FELODIPINEEXTENDED-RELEASE TABLETS (Page 2 of 5)

Renal/Endocrine Effects

Renal vascular resistance is decreased by felodipine while glomerular filtration rate remains unchanged. Mild diuresis, natriuresis, and kaliuresis have been observed during the first week of therapy. No significant effects on serum electrolytes were observed during short- and long-term therapy.

In clinical trials in patients with hypertension, increases in plasma noradrenaline levels have been observed.

Clinical Studies

Felodipine produces dose-related decreases in systolic and diastolic blood pressure as demonstrated in six placebo-controlled, dose response studies using either immediate-release or extended-release dosage forms. These studies enrolled over 800 patients on active treatment, at total daily doses ranging from 2.5 to 20 mg. In those studies felodipine was administered either as monotherapy or was added to beta blockers. The results of the 2 studies with felodipine given once daily as monotherapy are shown in the table below:

MEAN REDUCTIONS IN BLOOD PRESSURE (mmHg)*
Dose N Systolic/Diastolic Mean Peak Response Mean Trough Response Trough/Peak Ratios (%s)

* Placebo response subtracted

** Different number of patients available for peak and trough measurements

Study 1 (8 weeks)
2.5 mg 68 9.4/4.7 2.7/2.5 29/53
5 mg 69 9.5/6.3 2.4/3.7 25/59
10 mg 67 18.0/10.8 10.0/6.0 56/56
Study 2 (4 weeks)
10 mg 50 5.3/7.2 1.5/3.2 33/40**
20 mg 50 11.3/10.2 4.5/3.2 43/34**

INDICATIONS AND USAGE

Felodipine extended-release tablets are indicated for the treatment of hypertension. Felodipine extended-release tablets may be used alone or concomitantly with other antihypertensive agents.

CONTRAINDICATIONS

Felodipine extended-release tablets are contraindicated in patients who are hypersensitive to this product.

PRECAUTIONS

General

Hypotension

Felodipine, like other calcium antagonists, may occasionally precipitate significant hypotension and, rarely, syncope. It may lead to reflex tachycardia which in susceptible individuals may precipitate angina pectoris. (See ADVERSE REACTIONS.)

Heart Failure

Although acute hemodynamic studies in a small number of patients with NYHA Class II or III heart failure treated with felodipine have not demonstrated negative inotropic effects, safety in patients with heart failure has not been established. Caution, therefore, should be exercised when using felodipine extended-release tablets in patients with heart failure or compromised ventricular function, particularly in combination with a beta blocker.

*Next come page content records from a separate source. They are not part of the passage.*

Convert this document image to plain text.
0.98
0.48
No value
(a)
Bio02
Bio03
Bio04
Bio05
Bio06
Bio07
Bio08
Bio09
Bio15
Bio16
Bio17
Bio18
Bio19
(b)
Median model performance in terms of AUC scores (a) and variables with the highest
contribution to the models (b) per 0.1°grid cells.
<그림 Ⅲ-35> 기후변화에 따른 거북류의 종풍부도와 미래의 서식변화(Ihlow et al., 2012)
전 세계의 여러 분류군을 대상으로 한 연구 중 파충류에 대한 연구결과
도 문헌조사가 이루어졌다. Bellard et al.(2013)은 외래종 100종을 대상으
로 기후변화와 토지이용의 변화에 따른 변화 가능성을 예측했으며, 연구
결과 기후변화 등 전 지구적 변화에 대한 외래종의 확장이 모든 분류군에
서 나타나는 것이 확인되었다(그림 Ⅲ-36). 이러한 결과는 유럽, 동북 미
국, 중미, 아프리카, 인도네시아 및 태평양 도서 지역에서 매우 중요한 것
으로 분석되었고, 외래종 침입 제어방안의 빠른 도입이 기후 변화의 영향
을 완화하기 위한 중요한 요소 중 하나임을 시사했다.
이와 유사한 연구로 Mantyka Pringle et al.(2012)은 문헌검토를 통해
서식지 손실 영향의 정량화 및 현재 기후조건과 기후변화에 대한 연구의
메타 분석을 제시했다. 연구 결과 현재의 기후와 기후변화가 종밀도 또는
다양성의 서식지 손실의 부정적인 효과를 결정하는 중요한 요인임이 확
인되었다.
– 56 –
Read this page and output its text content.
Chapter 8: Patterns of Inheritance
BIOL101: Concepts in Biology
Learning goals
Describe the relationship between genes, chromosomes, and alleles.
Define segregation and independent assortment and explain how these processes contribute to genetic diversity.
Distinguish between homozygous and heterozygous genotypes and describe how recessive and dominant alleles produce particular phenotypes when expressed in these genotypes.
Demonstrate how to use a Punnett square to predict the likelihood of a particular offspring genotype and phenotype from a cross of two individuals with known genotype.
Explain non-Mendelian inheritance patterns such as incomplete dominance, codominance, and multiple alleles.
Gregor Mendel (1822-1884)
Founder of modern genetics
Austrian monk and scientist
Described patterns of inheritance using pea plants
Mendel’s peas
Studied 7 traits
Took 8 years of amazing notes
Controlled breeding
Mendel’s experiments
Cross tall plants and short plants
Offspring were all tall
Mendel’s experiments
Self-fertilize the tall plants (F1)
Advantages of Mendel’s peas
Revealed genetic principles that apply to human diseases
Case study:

Patients with Impaired Liver Function

Patients with impaired liver function may have elevated plasma concentrations of felodipine and may respond to lower doses of felodipine extended-release tablets; therefore, a starting dose of 2.5 mg once a day is recommended. These patients should have their blood pressure monitored closely during dosage adjustment of felodipine extended-release tablets. (See CLINICAL PHARMACOLOGY and DOSAGE AND ADMINISTRATION.)

Peripheral Edema

Peripheral edema, generally mild and not associated with generalized fluid retention, was the most common adverse event in the clinical trials. The incidence of peripheral edema was both dose and age dependent. Frequency of peripheral edema ranged from about 10% in patients under 50 years of age taking 5 mg daily to about 30% in those over 60 years of age taking 20 mg daily. This adverse effect generally occurs within 2-3 weeks of the initiation of treatment.

Information for Patients

Patients should be instructed to take felodipine extended-release tablets whole and not to crush or chew the tablets. They should be told that mild gingival hyperplasia (gum swelling) has been reported. Good dental hygiene decreases its incidence and severity.

NOTE: As with many other drugs, certain advice to patients being treated with felodipine extended-release tablets are warranted. This information is intended to aid in the safe and effective use of this medication. It is not a disclosure of all possible adverse or intended effects.

Drug Interactions

CYP3A4 Inhibitors

Felodipine is metabolized by CYP3A4. Co-administration of CYP3A4 inhibitors (eg., ketoconazole, itraconazole, erythromycin, grapefruit juice, cimetidine) with felodipine may lead to several-fold increases in the plasma levels of felodipine, either due to an increase in bioavailability or due to a decrease in metabolism. These increases in concentration may lead to increased effects, (lower blood pressure and increased heart rate). These effects have been observed with co-administration of itraconazole (a potent CYP3A4 inhibitor). Caution should be used when CYP3A4 inhibitors are co-administered with felodipine. A conservative approach to dosing felodipine should be taken. The following specific interactions have been reported:

Itraconazole

Co-administration of another extended release formulation of felodipine with itraconazole resulted in approximately 8-fold increase in the AUC, more than 6-fold increase in the Cmax , and 2-fold prolongation in the half-life of felodipine.